The single pretty much ended Martin’s recording career; after producing an album for Truk, entitled Truk Tracks, and appearing on a late ’70s Hoyt Axton record, he dropped out of music for the rest of the ’70s and became a car mechanic. (Martin did briefly reunite with Darnell and bass player Tom Levy in the mid-’70s and worked with songwriter P F Sloan on a proposed album. The project however, failed to progress beyond the rehearsal stage.)
During the mid-’80s, Martin did return to the drum stool reuniting with Bruce Palmer in the tribute group Buffalo Springfield Revisited in 1985. The band toured fairly extensively (an appearance at the Vietnam Veteran’s Benefit concert at the L.A. Forum in February 1986 being among the highlights) and recorded a version of Neil Young’s “Down To The Wire”, before Martin opted out.
Reunited with Darnell, Martin worked with a short-lived band called Pink Slip. The group, which also included former Byrds bass player John York and ex-Crazy Horse guitarist Michael Curtis, gigged informally in the San Fernando area, but never recorded any material.
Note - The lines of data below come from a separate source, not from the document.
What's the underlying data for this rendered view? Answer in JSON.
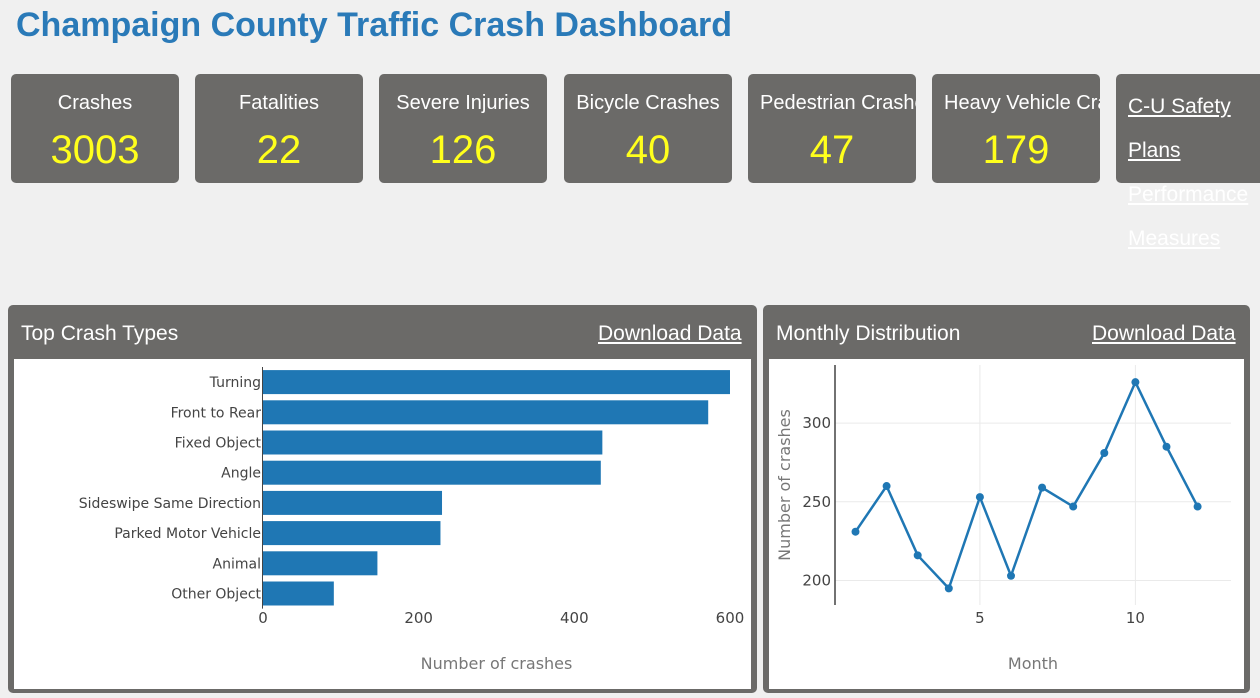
{
  "header": {
    "title": "Champaign County Traffic Crash Dashboard"
  },
  "stats": [
    {
      "label": "Crashes",
      "value": "3003"
    },
    {
      "label": "Fatalities",
      "value": "22"
    },
    {
      "label": "Severe Injuries",
      "value": "126"
    },
    {
      "label": "Bicycle Crashes",
      "value": "40"
    },
    {
      "label": "Pedestrian Crashes",
      "value": "47"
    },
    {
      "label": "Heavy Vehicle Crashes",
      "value": "179"
    }
  ],
  "links": {
    "safety_plans_line1": "C-U Safety",
    "safety_plans_line2": "Plans",
    "performance_line1": "Performance",
    "performance_line2": "Measures"
  },
  "panels": {
    "crash_types": {
      "title": "Top Crash Types",
      "download_label": "Download Data"
    },
    "monthly": {
      "title": "Monthly Distribution",
      "download_label": "Download Data"
    }
  },
  "colors": {
    "bar": "#1f77b4",
    "title": "#2a7ab8",
    "stat_value": "#ffff1c",
    "panel": "#6b6a68"
  },
  "chart_data": [
    {
      "type": "bar",
      "orientation": "horizontal",
      "categories": [
        "Turning",
        "Front to Rear",
        "Fixed Object",
        "Angle",
        "Sideswipe Same Direction",
        "Parked Motor Vehicle",
        "Animal",
        "Other Object"
      ],
      "values": [
        600,
        572,
        436,
        434,
        230,
        228,
        147,
        91
      ],
      "xlabel": "Number of crashes",
      "ylabel": "",
      "xlim": [
        0,
        600
      ],
      "xticks": [
        "0",
        "200",
        "400",
        "600"
      ],
      "grid": false
    },
    {
      "type": "line",
      "x": [
        1,
        2,
        3,
        4,
        5,
        6,
        7,
        8,
        9,
        10,
        11,
        12
      ],
      "y": [
        231,
        260,
        216,
        195,
        253,
        203,
        259,
        247,
        281,
        326,
        285,
        247
      ],
      "xlabel": "Month",
      "ylabel": "Number of crashes",
      "xticks": [
        "5",
        "10"
      ],
      "yticks": [
        "200",
        "250",
        "300"
      ],
      "grid": true
    }
  ]
}
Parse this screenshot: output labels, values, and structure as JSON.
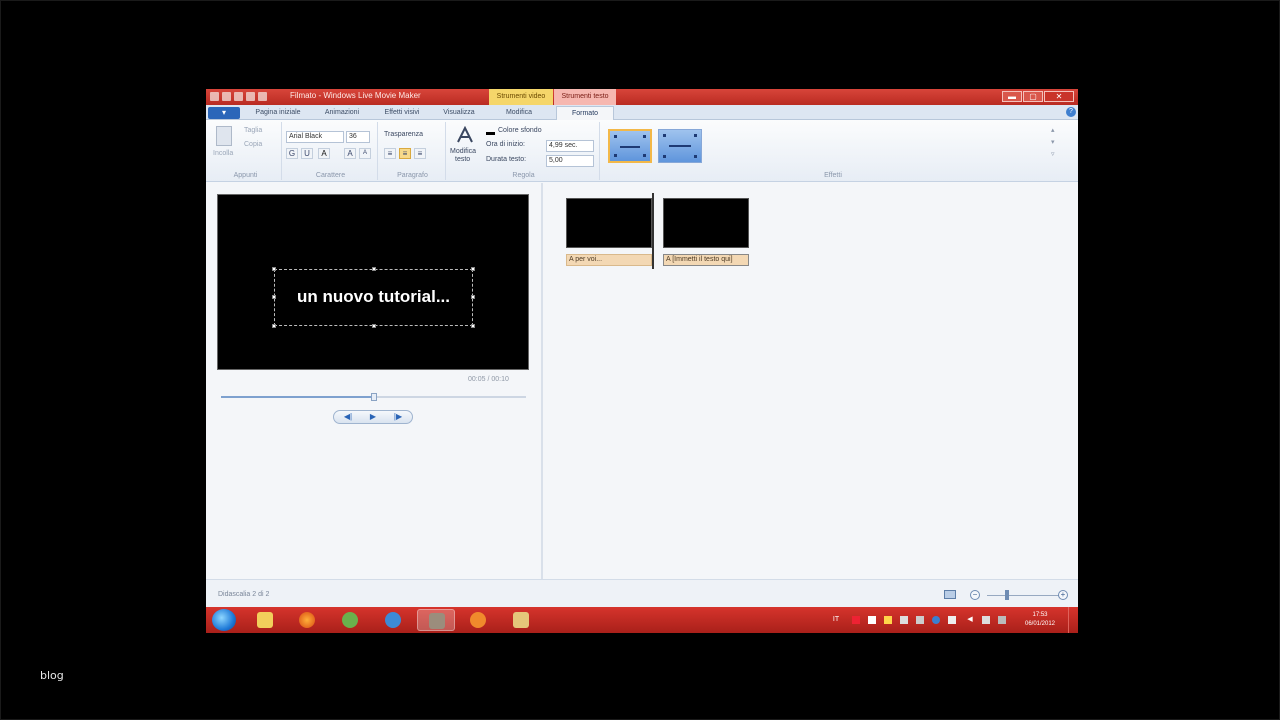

At the same time, Darnell, Martin and York made a demo with former Eagle Randy Meisner, which resulted in both Darnell and Martin being recruited in to Meisner’s band Open Secret. Led by ex-Firefall singer Rick Roberts, and also featuring Bray Ghiglia, Open Secret subsequently changed name to the Roberts-Meisner Band.
Darnell and Martin however, soon lost interest and dropped out to form a new group with Michael Curtis and former Al Stewart bass player Robin Lamble, which went under the name Buffalo Springfield Again. Not surprisingly, Martin’s latest project soon ran foul of the other original members, most notably Richie Furay, who took legal action to prevent him from using the name. Martin retired from the live work soon afterwards and since then has been busy developing his own drum rib.
Despite the quality of musicianship, Martin’s post-Buffalo Springfield work with New Buffalo Springfield and Medicine Ball failed to capture the public’s imagination. Nevertheless, the Medicine Ball album includes some first-rate material that, arguably, is comparable with the work produced by Martin’s erstwhile colleagues from The Buffalo Springfield. The album’s release on CD, including the non-album tracks, is long overdue.
On Jan. 31, 2009, Martin was found dead by his room-mate in his Van Nuys, California apartment. It’s reported he had health problems in recent years, and apparently had died of natural causes. He was 68.